Moderated by Professor Finkelstein, the panel featured John D. Altenburg, Jr., a retired U.S. Army Major General and Of Counsel at Greenberg Traurig, LLP; Juan E. Mendez, U.N. Special Rapporteur on Torture and Other Cruel, Inhuman and Degrading Treatment or Punishment; Alberto J. Mora, former General Counsel to the Department of the Navy and a Senior Fellow at the Kennedy School of Government; and Stephen N. Xenakis, a retired U.S. Army Brigadier General and CERL Executive Board Member.

In the course of the discussion, the panelists tackled a number of issues being debated in light of the Senate report, including the effectiveness of enhanced interrogation, what constitutes torture, and if torture is ever an acceptable method for gathering intelligence.

Xenakis, who is a psychiatrist, spent time at Guantanamo Bay and saw the effects of interrogation techniques on detainees. “All of them,” he said, “in one way or another have been deeply affected.” He also addressed the claims that these techniques were successful in obtaining information from the detainees, saying that the examples cited to support such claims are based on anecdotal evidence which is “the lowest level of evidence.”  He added, “A broken clock is right twice a day, and you don’t know when it’s going to be right.”

Mendez, who himself was subjected to torture and detention by the Argentinian military dictatorship, explained that while international law distinguishes between cruel, inhuman, and degrading treatment and torture, techniques such as waterboarding, sleep deprivation, and use of stress positions — especially when applied in combination — are all “undoubtedly torture.”

“Calling it something else is just playing with words and euphemisms,” he said.

When Alberto Mora first learned of the enhanced interrogation used at Guantanamo, he thought the authorization of such techniques was a legal mistake. “For the United States to turn its back on these legal mandates and this human rights legacy and then to adopt the discretionary use of the application of cruelty to individuals for any state reasons causes remarkable damage to who we are as a nation and what we seek to achieve internationally,” he said.

While several members of the panel doubted the effectiveness of enhanced interrogation, General Altenburg disagreed.  He nevertheless argued that such techniques are unwarranted under all circumstances.

“I think that torture can be effective,” he said. “I think it makes no difference whether it’s effective or not.
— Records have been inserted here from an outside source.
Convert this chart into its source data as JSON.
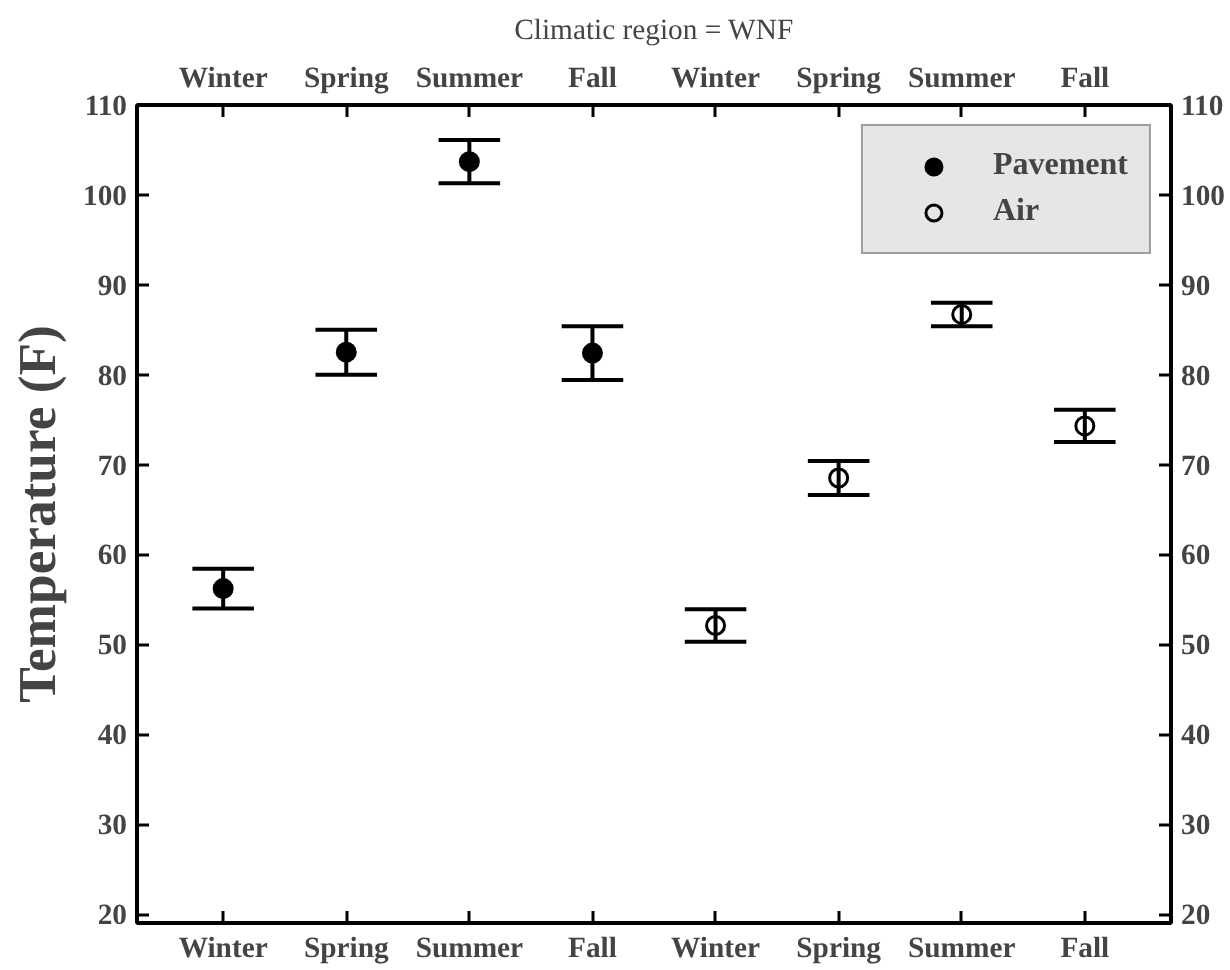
{
  "chart_data": {
    "type": "scatter",
    "title": "Climatic region = WNF",
    "ylabel": "Temperature (F)",
    "categories": [
      "Winter",
      "Spring",
      "Summer",
      "Fall",
      "Winter",
      "Spring",
      "Summer",
      "Fall"
    ],
    "series": [
      {
        "name": "Pavement",
        "color": "#000000",
        "values": [
          56.2,
          82.5,
          103.7,
          82.4,
          null,
          null,
          null,
          null
        ],
        "errors": [
          2.2,
          2.5,
          2.4,
          3.0,
          null,
          null,
          null,
          null
        ]
      },
      {
        "name": "Air",
        "color": "#000000",
        "values": [
          null,
          null,
          null,
          null,
          52.1,
          68.5,
          86.7,
          74.3
        ],
        "errors": [
          null,
          null,
          null,
          null,
          1.8,
          1.9,
          1.3,
          1.8
        ]
      }
    ],
    "ylim": [
      19,
      110
    ],
    "yticks": [
      20,
      30,
      40,
      50,
      60,
      70,
      80,
      90,
      100,
      110
    ],
    "y2lim": [
      19,
      110
    ],
    "y2ticks": [
      20,
      30,
      40,
      50,
      60,
      70,
      80,
      90,
      100,
      110
    ],
    "marker": "circle",
    "grid": false,
    "legend": "top right"
  }
}
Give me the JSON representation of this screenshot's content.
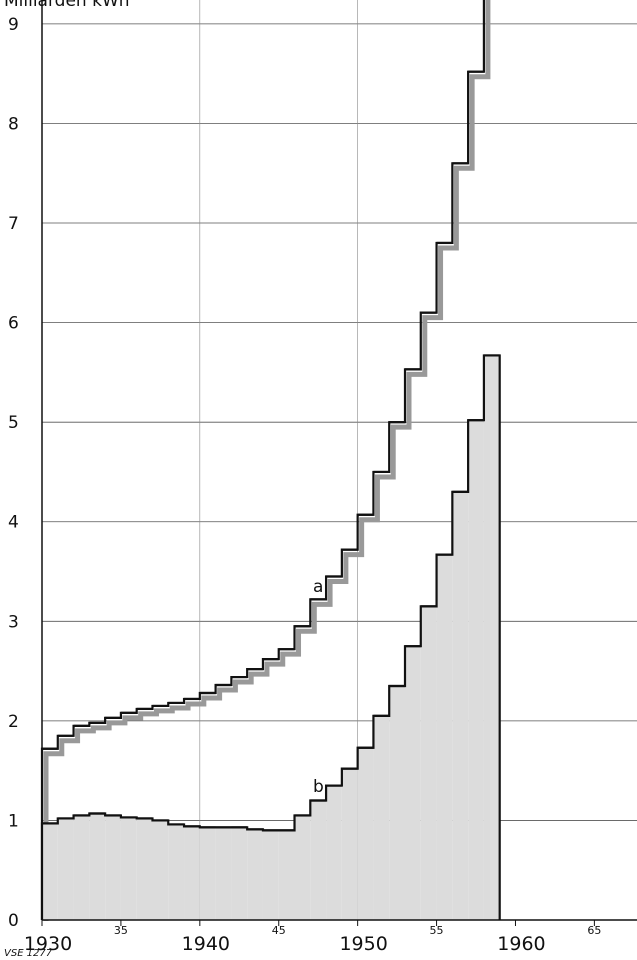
{
  "chart_data": {
    "type": "step",
    "title": "Milliarden kWh",
    "note": "VSE 1277",
    "x": [
      1930,
      1931,
      1932,
      1933,
      1934,
      1935,
      1936,
      1937,
      1938,
      1939,
      1940,
      1941,
      1942,
      1943,
      1944,
      1945,
      1946,
      1947,
      1948,
      1949,
      1950,
      1951,
      1952,
      1953,
      1954,
      1955,
      1956,
      1957,
      1958,
      1959
    ],
    "series": [
      {
        "name": "a",
        "color": "#111111",
        "shadow": "#999999",
        "values": [
          1.72,
          1.85,
          1.95,
          1.98,
          2.03,
          2.08,
          2.12,
          2.15,
          2.18,
          2.22,
          2.28,
          2.36,
          2.44,
          2.52,
          2.62,
          2.72,
          2.95,
          3.22,
          3.45,
          3.72,
          4.07,
          4.5,
          5.0,
          5.53,
          6.1,
          6.8,
          7.6,
          8.52,
          9.6,
          null
        ]
      },
      {
        "name": "b",
        "color": "#111111",
        "fill": "#dcdcdc",
        "values": [
          0.97,
          1.02,
          1.05,
          1.07,
          1.05,
          1.03,
          1.02,
          1.0,
          0.96,
          0.94,
          0.93,
          0.93,
          0.93,
          0.91,
          0.9,
          0.9,
          1.05,
          1.2,
          1.35,
          1.52,
          1.73,
          2.05,
          2.35,
          2.75,
          3.15,
          3.67,
          4.3,
          5.02,
          5.67,
          null
        ]
      }
    ],
    "xlim": [
      1930,
      1967.7
    ],
    "ylim": [
      0,
      9.24
    ],
    "xticks": [
      1930,
      {
        "value": 1935,
        "label": "35"
      },
      1940,
      {
        "value": 1945,
        "label": "45"
      },
      1950,
      {
        "value": 1955,
        "label": "55"
      },
      1960,
      {
        "value": 1965,
        "label": "65"
      }
    ],
    "yticks": [
      0,
      1,
      2,
      3,
      4,
      5,
      6,
      7,
      8,
      9
    ],
    "xgrid": [
      1940,
      1950
    ],
    "grid": true
  }
}
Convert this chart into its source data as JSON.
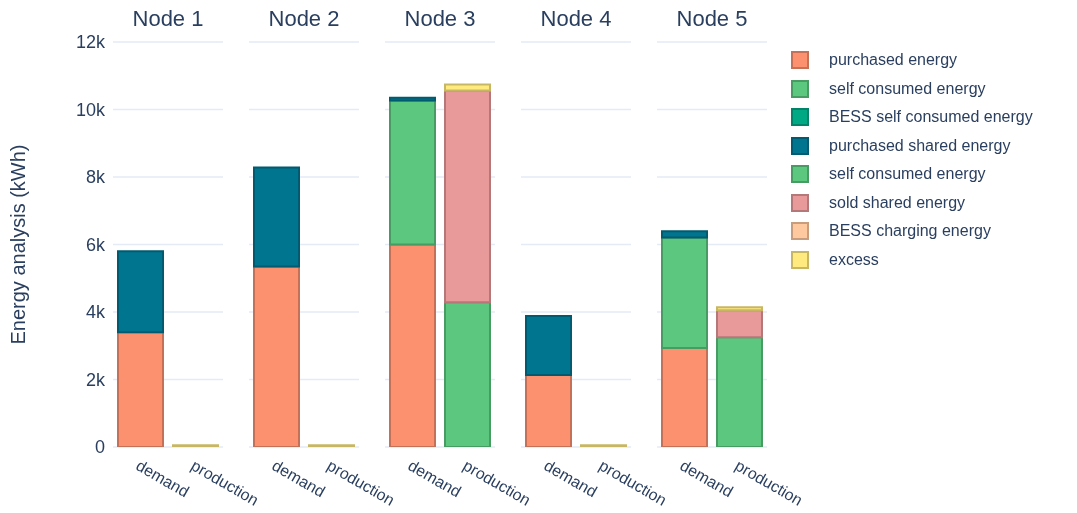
{
  "chart_data": [
    {
      "type": "bar",
      "title": "Node 1",
      "ylabel": "Energy analysis (kWh)",
      "categories": [
        "demand",
        "production"
      ],
      "stacked": true,
      "grid": "y",
      "ylim": [
        0,
        12000
      ],
      "yticks": [
        0,
        {
          "value": 2000,
          "label": "2k"
        },
        {
          "value": 4000,
          "label": "4k"
        },
        {
          "value": 6000,
          "label": "6k"
        },
        {
          "value": 8000,
          "label": "8k"
        },
        {
          "value": 10000,
          "label": "10k"
        },
        {
          "value": 12000,
          "label": "12k"
        }
      ],
      "series": [
        {
          "color": "#fc9170",
          "values": [
            3400,
            null
          ]
        },
        {
          "color": "#5cc77f",
          "values": [
            null,
            null
          ]
        },
        {
          "color": "#00a884",
          "values": [
            null,
            null
          ]
        },
        {
          "color": "#00758f",
          "values": [
            2400,
            null
          ]
        },
        {
          "color": "#5cc77f",
          "values": [
            null,
            null
          ]
        },
        {
          "color": "#e89a9a",
          "values": [
            null,
            null
          ]
        },
        {
          "color": "#ffc9a0",
          "values": [
            null,
            null
          ]
        },
        {
          "color": "#ffea80",
          "values": [
            null,
            50
          ]
        }
      ]
    },
    {
      "type": "bar",
      "title": "Node 2",
      "categories": [
        "demand",
        "production"
      ],
      "stacked": true,
      "grid": "y",
      "tick_labels": "x",
      "ylim": [
        0,
        12000
      ],
      "yticks": [
        0,
        2000,
        4000,
        6000,
        8000,
        10000,
        12000
      ],
      "series": [
        {
          "color": "#fc9170",
          "values": [
            5350,
            null
          ]
        },
        {
          "color": "#5cc77f",
          "values": [
            null,
            null
          ]
        },
        {
          "color": "#00a884",
          "values": [
            null,
            null
          ]
        },
        {
          "color": "#00758f",
          "values": [
            2930,
            null
          ]
        },
        {
          "color": "#5cc77f",
          "values": [
            null,
            null
          ]
        },
        {
          "color": "#e89a9a",
          "values": [
            null,
            null
          ]
        },
        {
          "color": "#ffc9a0",
          "values": [
            null,
            null
          ]
        },
        {
          "color": "#ffea80",
          "values": [
            null,
            50
          ]
        }
      ]
    },
    {
      "type": "bar",
      "title": "Node 3",
      "categories": [
        "demand",
        "production"
      ],
      "stacked": true,
      "grid": "y",
      "tick_labels": "x",
      "ylim": [
        0,
        12000
      ],
      "yticks": [
        0,
        2000,
        4000,
        6000,
        8000,
        10000,
        12000
      ],
      "series": [
        {
          "color": "#fc9170",
          "values": [
            6000,
            null
          ]
        },
        {
          "color": "#5cc77f",
          "values": [
            4270,
            null
          ]
        },
        {
          "color": "#00a884",
          "values": [
            null,
            null
          ]
        },
        {
          "color": "#00758f",
          "values": [
            80,
            null
          ]
        },
        {
          "color": "#5cc77f",
          "values": [
            null,
            4290
          ]
        },
        {
          "color": "#e89a9a",
          "values": [
            null,
            6270
          ]
        },
        {
          "color": "#ffc9a0",
          "values": [
            null,
            null
          ]
        },
        {
          "color": "#ffea80",
          "values": [
            null,
            180
          ]
        }
      ]
    },
    {
      "type": "bar",
      "title": "Node 4",
      "categories": [
        "demand",
        "production"
      ],
      "stacked": true,
      "grid": "y",
      "tick_labels": "x",
      "ylim": [
        0,
        12000
      ],
      "yticks": [
        0,
        2000,
        4000,
        6000,
        8000,
        10000,
        12000
      ],
      "series": [
        {
          "color": "#fc9170",
          "values": [
            2130,
            null
          ]
        },
        {
          "color": "#5cc77f",
          "values": [
            null,
            null
          ]
        },
        {
          "color": "#00a884",
          "values": [
            null,
            null
          ]
        },
        {
          "color": "#00758f",
          "values": [
            1750,
            null
          ]
        },
        {
          "color": "#5cc77f",
          "values": [
            null,
            null
          ]
        },
        {
          "color": "#e89a9a",
          "values": [
            null,
            null
          ]
        },
        {
          "color": "#ffc9a0",
          "values": [
            null,
            null
          ]
        },
        {
          "color": "#ffea80",
          "values": [
            null,
            50
          ]
        }
      ]
    },
    {
      "type": "bar",
      "title": "Node 5",
      "categories": [
        "demand",
        "production"
      ],
      "stacked": true,
      "grid": "y",
      "tick_labels": "x",
      "legend": "right",
      "ylim": [
        0,
        12000
      ],
      "yticks": [
        0,
        2000,
        4000,
        6000,
        8000,
        10000,
        12000
      ],
      "series": [
        {
          "name": "purchased energy",
          "color": "#fc9170",
          "values": [
            2930,
            null
          ]
        },
        {
          "name": "self consumed energy",
          "color": "#5cc77f",
          "values": [
            3280,
            null
          ]
        },
        {
          "name": "BESS self consumed energy",
          "color": "#00a884",
          "values": [
            null,
            null
          ]
        },
        {
          "name": "purchased shared energy",
          "color": "#00758f",
          "values": [
            180,
            null
          ]
        },
        {
          "name": "self consumed energy",
          "color": "#5cc77f",
          "values": [
            null,
            3250
          ]
        },
        {
          "name": "sold shared energy",
          "color": "#e89a9a",
          "values": [
            null,
            800
          ]
        },
        {
          "name": "BESS charging energy",
          "color": "#ffc9a0",
          "values": [
            null,
            null
          ]
        },
        {
          "name": "excess",
          "color": "#ffea80",
          "values": [
            null,
            90
          ]
        }
      ]
    }
  ]
}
The law’s very clear; the convention’s very clear. It doesn’t make any difference what your national security interests are, what you believe the threat to be: it is always illegal!”

The panel then went on to discuss the role of professionals in national security efforts, focusing particularly on the defense of the CIA interrogation program offered by lawyers in the Office of Legal Counsel (OLC). They discussed whether OLC lawyers broke the law by defending the use of torture in interrogations, and if so whether they should be prosecuted for lending their assistance to the promulgation of illegal techniques.